Get a cross-platform native handle table
Returns a cross-platform native handle table suitable for passing to wgpu.create_surface() or WebView.new(). The table contains a kind discriminator and platform-specific fields.
use plugin winit::{Window, EventLoop}
use plugin wgpu::{wgpu}
let win = Window.new(#{"title": "Demo", "width": 800, "height": 600})
let el = EventLoop.new()
el.run(fn(event) {
if event["event"] == "window_created" {
let nh = win.native_handle()
let surface = wgpu.create_surface(nh)
}
})
Confine or release the cursor
When true, confines the cursor to the window using CursorGrabMode::Confined (falls back to Locked). When false, releases the cursor.
Show or hide the cursor
Shows or hides the cursor while it is over this window.
Get the window outer position
Returns the window's outer position on screen.
Move the window
Moves the window to the given screen coordinates.
Enter or exit fullscreen
Enters (true) or exits (false) borderless fullscreen mode on the window's current monitor.
use plugin winit::{Window, EventLoop}
let win = Window.new(#{"title": "Toggle", "width": 800, "height": 600})
let el = EventLoop.new()
el.run(fn(event) {
if event["event"] == "key_pressed" and event["key"] == "F11" {
win.set_fullscreen(!win.is_fullscreen())
}
})
Check fullscreen state
Returns true if the window is currently in fullscreen mode.
Check if the window has focus
Returns true if the window currently has keyboard focus.

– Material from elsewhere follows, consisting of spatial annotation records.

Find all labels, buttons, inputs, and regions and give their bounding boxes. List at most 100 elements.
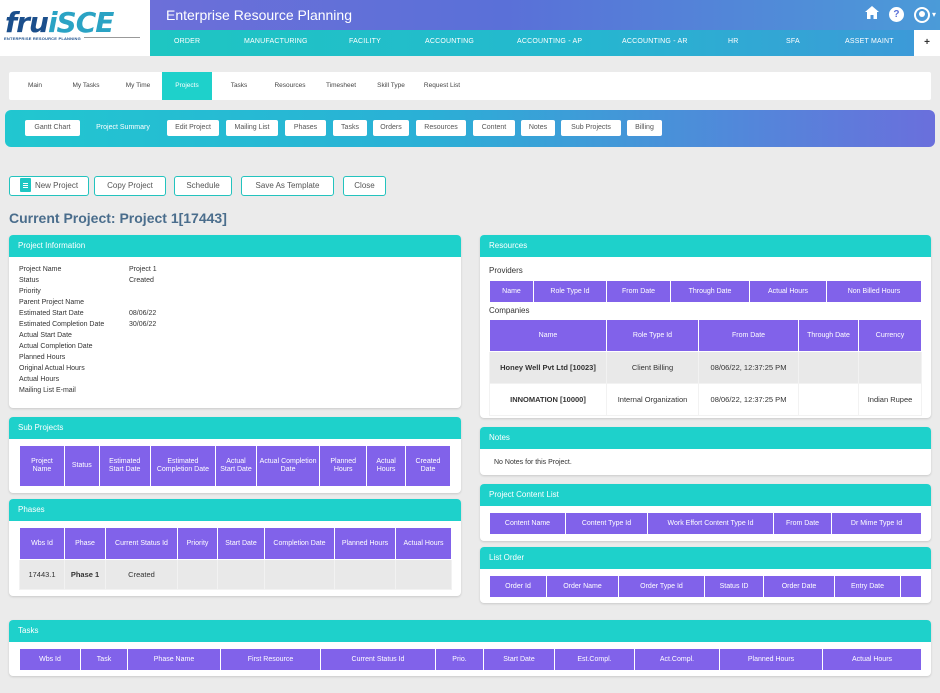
column-header[interactable]: From Date	[773, 512, 832, 535]
table-row[interactable]: 17443.1 Phase 1 Created	[19, 559, 452, 590]
section-gantt-chart[interactable]: Gantt Chart	[25, 120, 80, 136]
menu-item-accounting[interactable]: ACCOUNTING	[425, 38, 474, 45]
menu-item-accounting-ar[interactable]: ACCOUNTING - AR	[622, 38, 688, 45]
section-edit-project[interactable]: Edit Project	[167, 120, 219, 136]
table-cell[interactable]: Phase 1	[64, 559, 106, 590]
tab-main[interactable]: Main	[18, 72, 52, 100]
column-header[interactable]: Phase Name	[127, 648, 221, 671]
table-cell[interactable]: Honey Well Pvt Ltd [10023]	[489, 351, 607, 384]
column-header[interactable]: Est.Compl.	[554, 648, 635, 671]
tab-my-time[interactable]: My Time	[119, 72, 157, 100]
section-sub-projects[interactable]: Sub Projects	[561, 120, 621, 136]
column-header[interactable]: Status ID	[704, 575, 764, 598]
column-header[interactable]: Current Status Id	[105, 527, 178, 560]
column-header[interactable]: Created Date	[405, 445, 451, 487]
list-order-panel: List Order Order Id Order Name Order Typ…	[480, 547, 931, 603]
section-tasks[interactable]: Tasks	[333, 120, 367, 136]
menu-item-sfa[interactable]: SFA	[786, 38, 800, 45]
column-header[interactable]: Entry Date	[834, 575, 901, 598]
tab-request-list[interactable]: Request List	[420, 72, 464, 100]
header-icons: ? ▾	[864, 6, 936, 23]
menu-item-accounting-ap[interactable]: ACCOUNTING - AP	[517, 38, 582, 45]
column-header[interactable]: Task	[80, 648, 128, 671]
column-header[interactable]: Currency	[858, 319, 922, 352]
column-header[interactable]: Phase	[64, 527, 106, 560]
column-header[interactable]: Order Type Id	[618, 575, 705, 598]
tab-tasks[interactable]: Tasks	[222, 72, 256, 100]
column-header[interactable]: Actual Hours	[749, 280, 827, 303]
column-header[interactable]: Content Name	[489, 512, 566, 535]
notes-text: No Notes for this Project.	[494, 459, 572, 466]
menu-item-hr[interactable]: HR	[728, 38, 739, 45]
column-header[interactable]: Start Date	[483, 648, 555, 671]
column-header[interactable]: From Date	[606, 280, 671, 303]
tab-projects[interactable]: Projects	[162, 72, 212, 100]
tab-skill-type[interactable]: Skill Type	[371, 72, 411, 100]
tab-resources[interactable]: Resources	[268, 72, 312, 100]
column-header[interactable]: Through Date	[670, 280, 750, 303]
column-header[interactable]: Planned Hours	[319, 445, 368, 487]
table-row[interactable]: Honey Well Pvt Ltd [10023] Client Billin…	[489, 351, 922, 384]
menu-item-order[interactable]: ORDER	[174, 38, 200, 45]
section-billing[interactable]: Billing	[627, 120, 662, 136]
column-header[interactable]: Planned Hours	[334, 527, 396, 560]
column-header[interactable]: Act.Compl.	[634, 648, 720, 671]
home-icon[interactable]	[864, 6, 879, 23]
column-header[interactable]: From Date	[698, 319, 799, 352]
tab-timesheet[interactable]: Timesheet	[321, 72, 361, 100]
column-header[interactable]: Actual Hours	[395, 527, 452, 560]
column-header[interactable]: First Resource	[220, 648, 321, 671]
column-header[interactable]: Name	[489, 319, 607, 352]
tab-my-tasks[interactable]: My Tasks	[67, 72, 105, 100]
copy-project-button[interactable]: Copy Project	[94, 176, 166, 196]
column-header[interactable]: Planned Hours	[719, 648, 823, 671]
logo[interactable]: fruiSCE ENTERPRISE RESOURCE PLANNING	[0, 0, 150, 56]
column-header[interactable]: Non Billed Hours	[826, 280, 922, 303]
column-header[interactable]: Actual Start Date	[215, 445, 257, 487]
section-content[interactable]: Content	[473, 120, 515, 136]
column-header[interactable]: Role Type Id	[606, 319, 699, 352]
new-project-button[interactable]: New Project	[9, 176, 89, 196]
column-header[interactable]: Wbs Id	[19, 648, 81, 671]
column-header[interactable]: Completion Date	[264, 527, 335, 560]
chevron-down-icon[interactable]: ▾	[932, 10, 936, 19]
section-phases[interactable]: Phases	[285, 120, 326, 136]
column-header[interactable]: Actual Hours	[366, 445, 406, 487]
column-header[interactable]: Order Date	[763, 575, 835, 598]
column-header[interactable]: Project Name	[19, 445, 65, 487]
column-header[interactable]: Actual Hours	[822, 648, 922, 671]
column-header[interactable]: Wbs Id	[19, 527, 65, 560]
table-row[interactable]: INNOMATION [10000] Internal Organization…	[489, 383, 922, 416]
column-header[interactable]: Actual Completion Date	[255, 445, 321, 487]
menu-item-asset-maint[interactable]: ASSET MAINT	[845, 38, 894, 45]
section-resources[interactable]: Resources	[416, 120, 466, 136]
column-header[interactable]: Estimated Completion Date	[149, 445, 217, 487]
menu-item-manufacturing[interactable]: MANUFACTURING	[244, 38, 308, 45]
column-header[interactable]: Estimated Start Date	[98, 445, 151, 487]
column-header[interactable]: Content Type Id	[565, 512, 648, 535]
column-header[interactable]: Role Type Id	[533, 280, 607, 303]
save-as-template-button[interactable]: Save As Template	[241, 176, 334, 196]
column-header[interactable]: Current Status Id	[320, 648, 436, 671]
column-header[interactable]: Dr Mime Type Id	[831, 512, 922, 535]
section-project-summary[interactable]: Project Summary	[87, 120, 159, 136]
column-header[interactable]: Prio.	[435, 648, 484, 671]
column-header[interactable]: Priority	[177, 527, 218, 560]
column-header[interactable]: Start Date	[217, 527, 265, 560]
schedule-button[interactable]: Schedule	[174, 176, 232, 196]
column-header[interactable]: Work Effort Content Type Id	[647, 512, 774, 535]
column-header[interactable]: Order Name	[546, 575, 619, 598]
section-mailing-list[interactable]: Mailing List	[226, 120, 278, 136]
column-header[interactable]: Name	[489, 280, 534, 303]
column-header[interactable]: Status	[63, 445, 100, 487]
close-button[interactable]: Close	[343, 176, 386, 196]
section-orders[interactable]: Orders	[373, 120, 409, 136]
column-header[interactable]: Order Id	[489, 575, 547, 598]
menu-item-facility[interactable]: FACILITY	[349, 38, 381, 45]
help-icon[interactable]: ?	[888, 7, 904, 22]
section-notes[interactable]: Notes	[521, 120, 555, 136]
column-header[interactable]: Through Date	[798, 319, 859, 352]
table-cell[interactable]: INNOMATION [10000]	[489, 383, 607, 416]
menu-more-button[interactable]: +	[914, 30, 940, 56]
user-account-icon[interactable]	[913, 6, 930, 23]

Set the minimum window size
Sets the minimum allowed inner size for user resizing.
Set the maximum window size
Sets the maximum allowed inner size for user resizing.
Show or hide window decorations
Shows (true) or hides (false) the window title bar and border.
Get the DPI scale factor
Returns the DPI scale factor for the monitor the window is on. Multiply logical sizes by this to get physical pixels.